Text insets are a different challenge; trawl through the forum and you should be able to retrieve some useful information. I need to brush up on them myself for a new project; it's the phantom paragraph at the end of insets that bugs me most

Inspiring
July 2, 2013

@Niels,

Perhaps, but your reply adds value.

I hope to improve quality and control of the content.  If a single-tag approach supports those goals, then I like it.

Legend
July 3, 2013

A word on text insets, and thank-you for raising the question :-} After this morning's research and testing, I'll be using a single style for insets the same way that I do for tables.

The problem I often ran into before, reported/posted by several people, was that using a text inset introduced an (infuriating, undeletable) extra paragraph after the inset. In the worst case, this picked up a heading format and introduced blank entries in the ToC. Altogether not good!

  • One suggested answer is to make sure there is a non-breaking space, an en space or an em space between the insertion point – where the cursor is at the moment you go for File > Import file – and the end of the paragraph.

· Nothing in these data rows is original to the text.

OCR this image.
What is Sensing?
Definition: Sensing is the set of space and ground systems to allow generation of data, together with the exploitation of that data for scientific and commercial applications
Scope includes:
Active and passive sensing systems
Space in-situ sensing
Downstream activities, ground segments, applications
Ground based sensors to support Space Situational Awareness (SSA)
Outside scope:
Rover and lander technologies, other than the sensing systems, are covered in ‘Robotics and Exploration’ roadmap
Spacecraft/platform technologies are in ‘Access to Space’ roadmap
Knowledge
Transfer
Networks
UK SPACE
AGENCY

I've had this work sometimes, but not always.
  • A second suggestion (from or reported by Error7103, so bound to be good) is to modify the style of the last paragraph of the inset: check the Paragraph Format group and set it to Run-In Head with no default punctuation. This works like a charm!
    It also explains, to my satisfaction, where the problem comes from: the paragraph where you insert the inset has (of course) a paragraph mark, and so does the last paragraph of the inset.

To retrieve the full thread, search for "Unremovable added paragraph entry in text frame".